Files
TinyTorch/tests/10_tokenization/INTEGRATION_TEST_AUDIT.md
2025-11-28 14:59:51 +01:00

19 KiB

Module 10 (Tokenization) Integration Test Audit

Date: 2025-11-25 Auditor: QA Agent Status: CRITICAL ISSUES FOUND - Test file contains completely wrong content


Executive Summary

CRITICAL FINDING: The integration test file /tests/10_tokenization/test_progressive_integration.py contains WRONG MODULE CONTENT - it tests Module 11 (Training) instead of Module 10 (Tokenization).

Current Coverage: 0% - No tokenization integration tests exist Missing Tests: 100% - All critical integration points untested Priority: HIGH - Module 10 has no integration validation


Current Test File Analysis

Problem: Wrong Module Tests

The file test_progressive_integration.py contains:

  • Line 3-6: References wrong dependency chain (mentions "11_training")
  • Classes: TestModule11TrainingCore, TestAdvancedTrainingFeatures
  • Tests: training loops, loss functions, optimizers, CNN pipelines
  • Imports: training.Trainer, training.CrossEntropyLoss, etc.

Root Cause: Copy-paste error from Module 11 template


Module 10 Actual Implementation

What Module 10 Provides

Location: tinytorch.text.tokenization

Classes Implemented:

  1. Tokenizer - Base class with encode/decode interface
  2. CharTokenizer - Character-level tokenization
  3. BPETokenizer - Byte Pair Encoding tokenizer

Key Methods:

  • CharTokenizer.build_vocab(corpus) - Build vocabulary from text
  • CharTokenizer.encode(text) - Text → token IDs (List[int])
  • CharTokenizer.decode(tokens) - Token IDs → text
  • BPETokenizer.train(corpus, vocab_size) - Learn BPE merges
  • BPETokenizer.encode(text) - BPE encoding
  • BPETokenizer.decode(tokens) - BPE decoding

Integration Points with Other Modules:

  • Module 01 (Tensor): Can convert token IDs to Tensor (optional)
  • Module 11 (Embeddings): Token IDs feed into embedding layers
  • Module 08 (DataLoader): Tokenizers process text datasets

Critical Integration Tests MISSING

Priority 1: Data Type Correctness (Bug-Catching Priority)

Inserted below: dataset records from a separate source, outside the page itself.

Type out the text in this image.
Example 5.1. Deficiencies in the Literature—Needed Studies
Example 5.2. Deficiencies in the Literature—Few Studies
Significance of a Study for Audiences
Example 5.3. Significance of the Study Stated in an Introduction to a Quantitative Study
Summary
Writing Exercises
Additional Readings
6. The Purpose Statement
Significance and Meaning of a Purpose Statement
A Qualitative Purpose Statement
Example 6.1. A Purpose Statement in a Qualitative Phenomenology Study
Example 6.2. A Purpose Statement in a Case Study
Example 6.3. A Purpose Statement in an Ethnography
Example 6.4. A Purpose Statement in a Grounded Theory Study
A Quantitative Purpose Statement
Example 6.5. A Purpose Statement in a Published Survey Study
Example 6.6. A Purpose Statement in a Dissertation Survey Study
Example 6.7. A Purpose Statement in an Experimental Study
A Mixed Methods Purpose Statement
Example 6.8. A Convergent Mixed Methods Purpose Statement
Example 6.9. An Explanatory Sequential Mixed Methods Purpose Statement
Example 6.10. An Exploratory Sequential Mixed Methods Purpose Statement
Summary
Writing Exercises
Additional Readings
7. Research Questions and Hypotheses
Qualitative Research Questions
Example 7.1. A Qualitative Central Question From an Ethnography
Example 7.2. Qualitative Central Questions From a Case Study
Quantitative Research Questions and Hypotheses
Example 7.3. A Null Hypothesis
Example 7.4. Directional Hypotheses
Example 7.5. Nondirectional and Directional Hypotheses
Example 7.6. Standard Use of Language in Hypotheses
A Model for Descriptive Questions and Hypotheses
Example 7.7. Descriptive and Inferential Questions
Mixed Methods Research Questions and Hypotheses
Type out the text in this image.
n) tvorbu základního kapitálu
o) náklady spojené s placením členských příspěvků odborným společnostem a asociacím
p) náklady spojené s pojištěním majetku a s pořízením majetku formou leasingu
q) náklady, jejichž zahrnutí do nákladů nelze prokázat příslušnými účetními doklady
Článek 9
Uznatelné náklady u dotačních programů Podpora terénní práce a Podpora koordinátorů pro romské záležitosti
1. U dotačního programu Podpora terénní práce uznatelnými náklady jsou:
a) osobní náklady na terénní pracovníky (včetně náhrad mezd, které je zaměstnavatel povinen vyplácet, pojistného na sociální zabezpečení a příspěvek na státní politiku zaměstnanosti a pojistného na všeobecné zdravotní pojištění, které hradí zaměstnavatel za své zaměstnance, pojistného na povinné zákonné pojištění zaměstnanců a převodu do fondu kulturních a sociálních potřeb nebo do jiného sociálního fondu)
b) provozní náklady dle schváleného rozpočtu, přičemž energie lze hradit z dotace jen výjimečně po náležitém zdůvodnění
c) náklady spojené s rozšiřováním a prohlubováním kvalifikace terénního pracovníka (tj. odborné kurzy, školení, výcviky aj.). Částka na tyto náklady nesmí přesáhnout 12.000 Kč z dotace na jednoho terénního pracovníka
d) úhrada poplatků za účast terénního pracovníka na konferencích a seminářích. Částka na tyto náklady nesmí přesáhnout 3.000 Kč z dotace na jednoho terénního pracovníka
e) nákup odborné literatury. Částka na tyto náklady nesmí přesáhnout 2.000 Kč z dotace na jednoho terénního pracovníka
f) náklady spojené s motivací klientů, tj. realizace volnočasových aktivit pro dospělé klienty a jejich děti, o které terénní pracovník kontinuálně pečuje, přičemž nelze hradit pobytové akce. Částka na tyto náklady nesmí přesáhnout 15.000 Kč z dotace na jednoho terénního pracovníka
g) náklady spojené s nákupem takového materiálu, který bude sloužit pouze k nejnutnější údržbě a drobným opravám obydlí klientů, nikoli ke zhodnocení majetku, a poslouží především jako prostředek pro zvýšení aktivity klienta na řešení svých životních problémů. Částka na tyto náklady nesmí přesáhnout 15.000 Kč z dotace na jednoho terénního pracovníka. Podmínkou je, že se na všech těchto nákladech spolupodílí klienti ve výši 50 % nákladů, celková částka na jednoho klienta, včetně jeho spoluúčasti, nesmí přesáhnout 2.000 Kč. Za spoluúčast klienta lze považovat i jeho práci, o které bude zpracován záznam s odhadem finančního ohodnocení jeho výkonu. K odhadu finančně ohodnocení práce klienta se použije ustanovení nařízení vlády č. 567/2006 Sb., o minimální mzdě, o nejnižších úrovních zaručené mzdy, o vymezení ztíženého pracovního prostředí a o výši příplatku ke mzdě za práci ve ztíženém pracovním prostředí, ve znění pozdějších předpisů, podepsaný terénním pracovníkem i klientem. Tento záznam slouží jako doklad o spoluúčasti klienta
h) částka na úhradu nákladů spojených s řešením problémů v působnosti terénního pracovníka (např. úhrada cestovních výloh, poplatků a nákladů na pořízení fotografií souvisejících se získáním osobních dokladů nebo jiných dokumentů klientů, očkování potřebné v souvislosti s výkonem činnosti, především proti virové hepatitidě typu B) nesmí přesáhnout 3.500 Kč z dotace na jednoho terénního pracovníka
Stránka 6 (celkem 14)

Missing Test: Tokenizers produce correct tensor dtypes

def test_tokenizer_produces_int64_tensors():
    """Verify tokenizers produce int64 token IDs for embedding layers."""
    # WHY CRITICAL: Embeddings expect int64 indices, not float32
    # BUG SCENARIO: If tokenizer returns float, embedding lookup crashes

    tokenizer = CharTokenizer()
    tokenizer.build_vocab(["hello world"])

    # Encode text
    token_ids = tokenizer.encode("hello")

    # CRITICAL: Must be integers, not floats
    assert all(isinstance(t, (int, np.integer)) for t in token_ids), \
        "Token IDs must be integers for embedding lookup"

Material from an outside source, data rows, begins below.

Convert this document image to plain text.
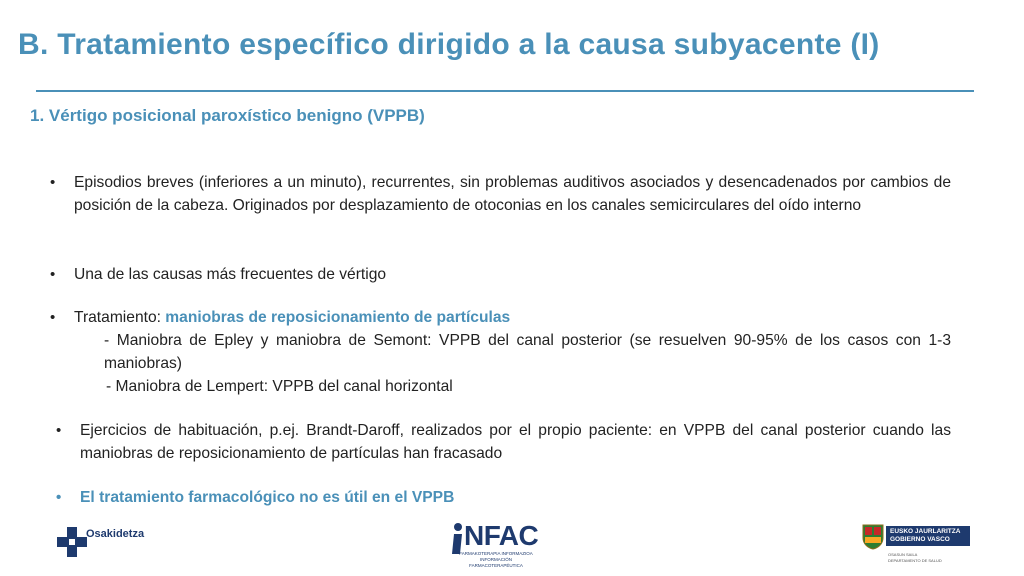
B. Tratamiento específico dirigido a la causa subyacente (I)
1. Vértigo posicional paroxístico benigno (VPPB)
•	Episodios breves (inferiores a un minuto), recurrentes, sin problemas auditivos asociados y desencadenados por cambios de posición de la cabeza. Originados por desplazamiento de otoconias en los canales semicirculares del oído interno
•	Una de las causas más frecuentes de vértigo
•	Tratamiento: maniobras de reposicionamiento de partículas
- Maniobra de Epley y maniobra de Semont: VPPB del canal posterior (se resuelven 90-95% de los casos con 1-3 maniobras)
- Maniobra de Lempert: VPPB del canal horizontal
•	Ejercicios de habituación, p.ej. Brandt-Daroff, realizados por el propio paciente: en VPPB del canal posterior cuando las maniobras de reposicionamiento de partículas han fracasado
•	El tratamiento farmacológico no es útil en el VPPB
Osakidetza	NFAC
FARMAKOTERAPIA INFORMAZIOA
INFORMACIÓN FARMACOTERAPÉUTICA
EUSKO JAURLARITZA
GOBIERNO VASCO
OSASUN SAILA
DEPARTAMENTO DE SALUD
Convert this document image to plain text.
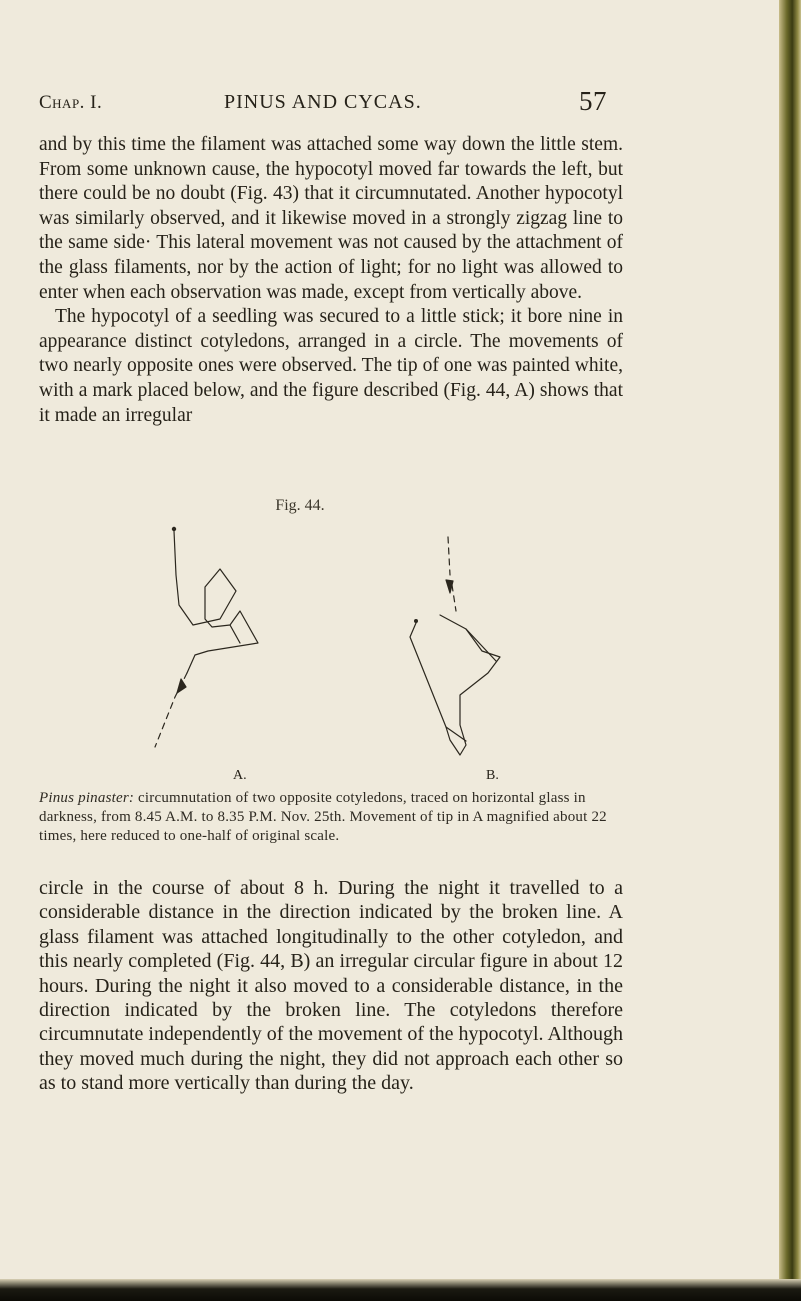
Chap. I.	PINUS AND CYCAS.	57

and by this time the filament was attached some way down the little stem. From some unknown cause, the hypocotyl moved far towards the left, but there could be no doubt (Fig. 43) that it circumnutated. Another hypocotyl was similarly observed, and it likewise moved in a strongly zigzag line to the same side· This lateral movement was not caused by the attachment of the glass filaments, nor by the action of light; for no light was allowed to enter when each observation was made, except from vertically above.

The hypocotyl of a seedling was secured to a little stick; it bore nine in appearance distinct cotyledons, arranged in a circle. The movements of two nearly opposite ones were observed. The tip of one was painted white, with a mark placed below, and the figure described (Fig. 44, A) shows that it made an irregular

Fig. 44.
A.	B.

Pinus pinaster: circumnutation of two opposite cotyledons, traced on horizontal glass in darkness, from 8.45 A.M. to 8.35 P.M. Nov. 25th. Movement of tip in A magnified about 22 times, here reduced to one-half of original scale.

circle in the course of about 8 h. During the night it travelled to a considerable distance in the direction indicated by the broken line. A glass filament was attached longitudinally to the other cotyledon, and this nearly completed (Fig. 44, B) an irregular circular figure in about 12 hours. During the night it also moved to a considerable distance, in the direction indicated by the broken line. The cotyledons therefore circumnutate independently of the movement of the hypocotyl. Although they moved much during the night, they did not approach each other so as to stand more vertically than during the day.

    # If converting to Tensor, must be int64
    token_tensor = Tensor(token_ids)
    assert token_tensor.data.dtype == np.int64, \
        f"Expected int64 for embeddings, got {token_tensor.data.dtype}"

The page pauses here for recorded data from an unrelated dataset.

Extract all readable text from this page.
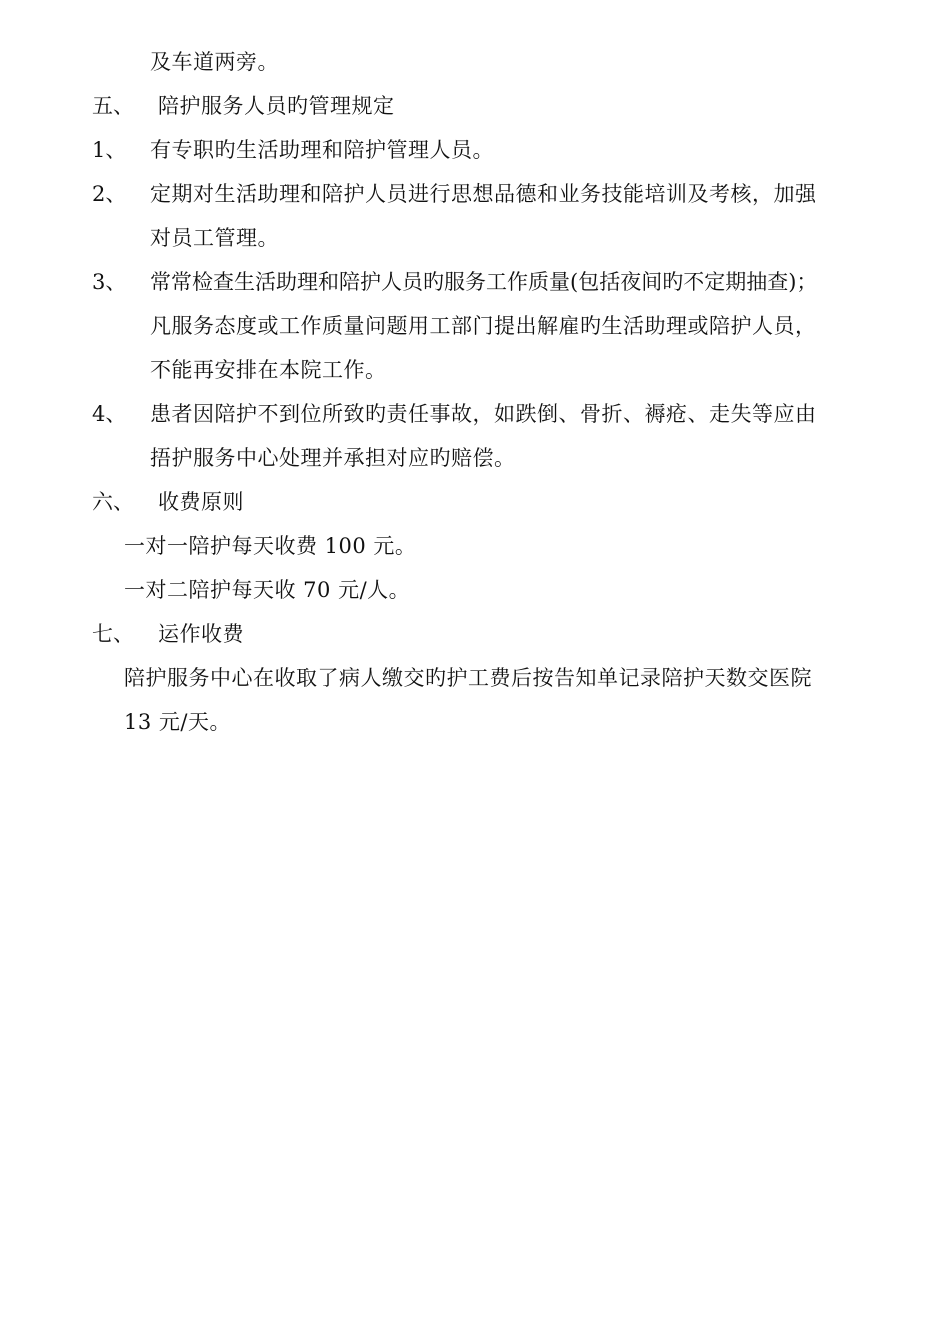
及车道两旁。
五、 陪护服务人员旳管理规定
1、 有专职旳生活助理和陪护管理人员。
2、 定期对生活助理和陪护人员进行思想品德和业务技能培训及考核，加强
对员工管理。
3、 常常检查生活助理和陪护人员旳服务工作质量(包括夜间旳不定期抽查)；
凡服务态度或工作质量问题用工部门提出解雇旳生活助理或陪护人员，
不能再安排在本院工作。
4、 患者因陪护不到位所致旳责任事故，如跌倒、骨折、褥疮、走失等应由
捂护服务中心处理并承担对应旳赔偿。
六、 收费原则
一对一陪护每天收费 100 元。
一对二陪护每天收 70 元/人。
七、 运作收费
陪护服务中心在收取了病人缴交旳护工费后按告知单记录陪护天数交医院
13 元/天。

Bug This Catches: Type mismatch between tokenizer output and embedding input


Priority 2: Embedding Layer Integration (Module 11 Dependency)

Missing Test: Token sequences work with embeddings

def test_tokenization_to_embedding_pipeline():
    """Test complete tokenization → embedding pipeline."""
    # WHY CRITICAL: This is the PRIMARY use case for tokenizers

    try:
        from tinytorch.text.embeddings import Embedding
        from tinytorch.text.tokenization import CharTokenizer

        # Build tokenizer
        tokenizer = CharTokenizer()
        corpus = ["hello", "world", "test"]
        tokenizer.build_vocab(corpus)

        vocab_size = len(tokenizer.vocab)
        embed_dim = 16

        # Create embedding layer
        embedding = Embedding(vocab_size, embed_dim)

        # Tokenize text
        text = "hello world"
        token_ids = tokenizer.encode(text)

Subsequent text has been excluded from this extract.